彼らの落ち着きようから察するに、このメンバーで行動する事が多かったのだろう。
私が来る前はきっとこの四人で鍋をつついていたに違いない。


…どう考えても邪魔者は私じゃないか。



「…なまえちゃん?」

「あ…すみません、直ぐに準備しますね」


ネガティブ思考に沈む前に台所へ逃げた。
しかし何故か後ろに迫る二つの気配。
おいおいどうして堺さんと堀田さんがついてきてるんだ。


「お詫びに何か手伝うよ」

「料理は得意だから心配すんな」

「いえいえお客様なんですから座っていて下さい…!」


遠慮したのに堀田さんの微笑みと堺さんの眼力を受けた私は何も言えなくなってしまう。
しかも二人の手つきが鮮やか過ぎたため、大人しく厚意に甘えさせてもらった。


「…肉団子、手作りなのか」

「あ、はい。
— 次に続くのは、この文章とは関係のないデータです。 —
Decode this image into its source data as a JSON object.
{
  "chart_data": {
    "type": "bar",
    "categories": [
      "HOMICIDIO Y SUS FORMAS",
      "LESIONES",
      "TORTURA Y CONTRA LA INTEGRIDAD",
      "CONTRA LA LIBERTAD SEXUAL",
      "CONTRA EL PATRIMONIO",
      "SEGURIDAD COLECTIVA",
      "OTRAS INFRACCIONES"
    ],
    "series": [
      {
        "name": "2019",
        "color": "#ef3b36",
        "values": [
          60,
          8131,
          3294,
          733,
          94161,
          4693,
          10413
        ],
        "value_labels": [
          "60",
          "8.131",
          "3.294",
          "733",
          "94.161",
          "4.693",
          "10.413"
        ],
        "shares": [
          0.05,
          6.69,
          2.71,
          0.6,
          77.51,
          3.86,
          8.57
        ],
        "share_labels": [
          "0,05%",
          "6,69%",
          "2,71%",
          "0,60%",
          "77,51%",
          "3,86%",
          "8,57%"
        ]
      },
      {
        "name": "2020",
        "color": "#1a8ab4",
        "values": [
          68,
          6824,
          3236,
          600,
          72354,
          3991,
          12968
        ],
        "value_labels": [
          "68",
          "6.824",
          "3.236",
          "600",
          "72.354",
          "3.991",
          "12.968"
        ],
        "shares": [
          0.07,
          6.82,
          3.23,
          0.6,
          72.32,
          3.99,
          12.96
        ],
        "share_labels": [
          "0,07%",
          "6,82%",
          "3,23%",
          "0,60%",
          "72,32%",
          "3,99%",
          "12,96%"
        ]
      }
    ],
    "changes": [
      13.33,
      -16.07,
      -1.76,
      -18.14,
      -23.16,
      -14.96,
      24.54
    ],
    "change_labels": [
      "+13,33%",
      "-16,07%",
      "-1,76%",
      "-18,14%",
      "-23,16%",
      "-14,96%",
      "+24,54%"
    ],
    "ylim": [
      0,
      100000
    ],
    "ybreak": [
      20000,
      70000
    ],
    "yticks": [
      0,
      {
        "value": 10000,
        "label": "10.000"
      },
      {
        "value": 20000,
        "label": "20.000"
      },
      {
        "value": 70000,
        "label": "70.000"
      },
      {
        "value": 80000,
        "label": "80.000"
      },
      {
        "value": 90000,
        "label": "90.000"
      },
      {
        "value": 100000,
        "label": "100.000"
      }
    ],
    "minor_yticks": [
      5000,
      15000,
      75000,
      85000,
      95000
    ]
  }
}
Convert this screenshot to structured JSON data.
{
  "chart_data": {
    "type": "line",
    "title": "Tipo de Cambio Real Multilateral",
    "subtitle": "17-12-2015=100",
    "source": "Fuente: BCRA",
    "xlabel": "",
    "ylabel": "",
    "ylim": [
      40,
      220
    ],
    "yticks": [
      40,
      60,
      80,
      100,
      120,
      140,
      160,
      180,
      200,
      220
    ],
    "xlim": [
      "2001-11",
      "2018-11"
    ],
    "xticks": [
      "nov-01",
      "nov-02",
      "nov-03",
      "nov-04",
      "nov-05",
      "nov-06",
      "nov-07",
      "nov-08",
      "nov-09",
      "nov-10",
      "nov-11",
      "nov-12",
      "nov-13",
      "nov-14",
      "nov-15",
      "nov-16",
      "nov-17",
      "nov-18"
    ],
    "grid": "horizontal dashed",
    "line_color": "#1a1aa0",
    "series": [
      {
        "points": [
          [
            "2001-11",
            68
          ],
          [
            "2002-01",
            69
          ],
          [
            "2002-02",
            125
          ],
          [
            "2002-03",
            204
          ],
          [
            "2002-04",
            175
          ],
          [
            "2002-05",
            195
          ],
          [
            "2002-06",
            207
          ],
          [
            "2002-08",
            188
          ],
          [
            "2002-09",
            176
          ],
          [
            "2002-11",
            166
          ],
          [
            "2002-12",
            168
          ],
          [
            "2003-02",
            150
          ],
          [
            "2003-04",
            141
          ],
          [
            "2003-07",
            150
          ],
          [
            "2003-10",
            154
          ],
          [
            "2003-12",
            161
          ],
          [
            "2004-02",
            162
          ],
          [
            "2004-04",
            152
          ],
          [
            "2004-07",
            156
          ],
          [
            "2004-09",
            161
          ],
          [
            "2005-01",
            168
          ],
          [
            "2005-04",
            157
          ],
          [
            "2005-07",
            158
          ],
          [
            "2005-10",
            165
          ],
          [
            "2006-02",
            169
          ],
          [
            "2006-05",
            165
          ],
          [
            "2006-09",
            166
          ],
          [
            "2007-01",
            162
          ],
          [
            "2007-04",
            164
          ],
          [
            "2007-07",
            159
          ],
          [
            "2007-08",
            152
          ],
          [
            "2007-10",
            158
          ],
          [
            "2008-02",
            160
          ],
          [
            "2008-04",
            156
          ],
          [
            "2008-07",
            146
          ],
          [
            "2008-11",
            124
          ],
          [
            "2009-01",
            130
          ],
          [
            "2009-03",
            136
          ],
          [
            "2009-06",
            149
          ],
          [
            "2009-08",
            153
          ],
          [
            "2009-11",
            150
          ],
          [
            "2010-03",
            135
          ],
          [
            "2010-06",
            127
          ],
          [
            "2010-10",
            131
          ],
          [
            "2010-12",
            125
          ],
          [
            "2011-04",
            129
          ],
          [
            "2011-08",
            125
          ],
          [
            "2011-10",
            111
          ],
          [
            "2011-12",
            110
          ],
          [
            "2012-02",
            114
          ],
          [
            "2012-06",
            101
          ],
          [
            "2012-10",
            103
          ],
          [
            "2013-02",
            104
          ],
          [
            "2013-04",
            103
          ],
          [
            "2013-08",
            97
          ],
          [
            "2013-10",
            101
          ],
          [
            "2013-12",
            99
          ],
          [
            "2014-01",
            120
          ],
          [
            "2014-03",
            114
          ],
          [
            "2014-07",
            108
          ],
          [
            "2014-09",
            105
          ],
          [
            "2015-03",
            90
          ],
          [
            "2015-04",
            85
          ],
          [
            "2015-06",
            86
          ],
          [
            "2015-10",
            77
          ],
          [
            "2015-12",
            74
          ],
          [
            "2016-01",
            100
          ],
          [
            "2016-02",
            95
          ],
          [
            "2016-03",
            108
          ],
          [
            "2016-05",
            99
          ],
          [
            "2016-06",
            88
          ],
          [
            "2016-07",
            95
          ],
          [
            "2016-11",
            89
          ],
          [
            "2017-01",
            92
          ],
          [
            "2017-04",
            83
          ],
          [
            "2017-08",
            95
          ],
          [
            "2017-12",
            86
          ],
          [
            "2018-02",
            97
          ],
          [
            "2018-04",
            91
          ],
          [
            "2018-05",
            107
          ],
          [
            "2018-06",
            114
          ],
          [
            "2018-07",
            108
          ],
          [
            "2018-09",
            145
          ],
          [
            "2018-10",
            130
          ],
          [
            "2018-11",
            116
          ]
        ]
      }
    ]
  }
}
刻んだ蓮根を入れて食感を良くして、柚子の皮を混ぜて香りをつけるんです」

「へぇ、柚子ポン酢に使ったやつの有効利用だな」

「やっぱり冬のお鍋には生姜か柚子ですから」

「ふん…分かってるじゃねぇか」


最初の緊張感がまるで嘘のようにお料理談義で花を咲かせた堺さんと私。



「あの人らも良い年なんだから少しは自重して欲しいというか…。日に日に暴走を増してくのは勘弁だ。誰が尻拭いするんだって考えて欲しいよ」

「ああ…分かりますその気持ち(両親を思い出す)」

「若いのに大変だなぁ」

「いえ堀田さんに比べたら…」


苦労話に付き合ったら堀田さんに親近感を持たれた。
短時間で縮まった距離に内心驚いていると、既に下準備は終了し運ぶだけとなる。
タイミング良く出現したのはほんのり赤い石神さん。